El PP siempre ha tenido que moverse entre sus dos almas: por simplificar, la dura y la blanda, «halcones» y «palomas», los que miran a la derecha y los que fijan su vista en posturas templadas políticamente. Cuando el PP era esa «gran casa común» del centro y la derecha, este debate cobraba sentido, lo impregnaba a veces casi todo, porque el espacio ideológico que representaba era amplísimo. Pero se resolvía el dilema sin mayores problemas porque la unidad se consideraba más importante que cualquier diferencia. Hasta que se quebró esa sensación unitaria por la vergüenza del votante ante la corrupción de tanto mangante que utilizó las siglas para beneficiarse sin que se percibiese una reacción interna contundente.

Ahora, con la realidad de tres partidos en marcha, bien podría decirse que, por la vía de las urnas, los de Albert Rivera se han quedado con el alma moderada del PP y los de Santi Abascal son los que se envuelven en las esencias, yendo a la raíz de esos problemas que preocupan a la derecha. La regeneración del PP, tantas veces solicitada y tantas aplazada, se la han hecho –y hacen– desde fuera. ¿Y qué pasa entonces con los de Pablo Casado? ¿Es el PP genuino el que está condenado, a estas alturas, a reinventarse?
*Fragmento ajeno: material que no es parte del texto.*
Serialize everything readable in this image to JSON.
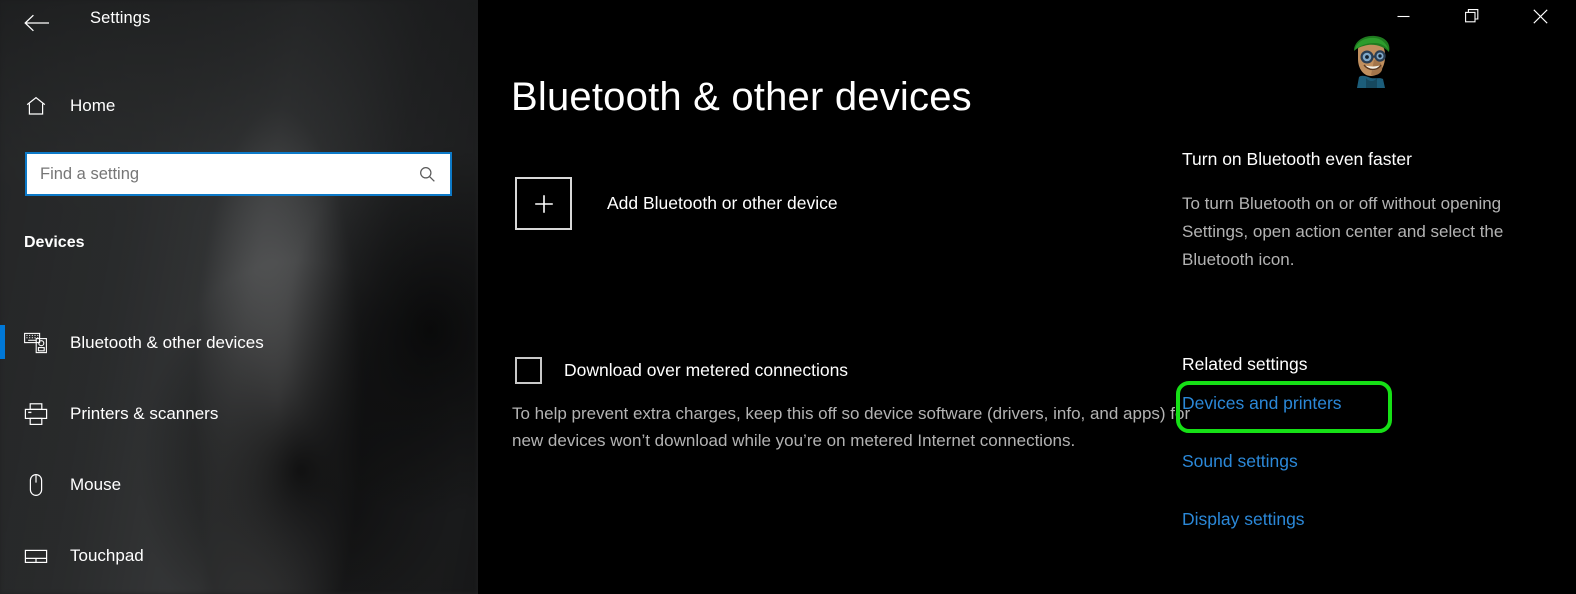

El problema es de credibilidad. A Casado hay gente dispuesta a darle una bofetada que merecían otros. Parte de sus embajadores emborronan su trabajo. Si de aquí a mayo no es capaz de convencer al votante de que la «degeneración» del partido es agua pasada, ni de que la organización política que se olvidó de lo que preocupa a la gente porque sus representantes estaban en sus «chollos» particulares ya no es quien maneja las riendas, entonces el enfermo tiene pinta de continuar desangrándose. Así ha ocurrido en Andalucía, aunque el cambio enmascare el mal. En Ifema se oía entre los congregados una señal: «Los candidatos parecen ahora más guapos y más altos». Esa es la esperanza que mueve a Génova. Ser vistos de otra forma. Exportar el modelo andaluz mientras Casado, convencido de que el PP no es el Titanic, busca protagonizar la remontada.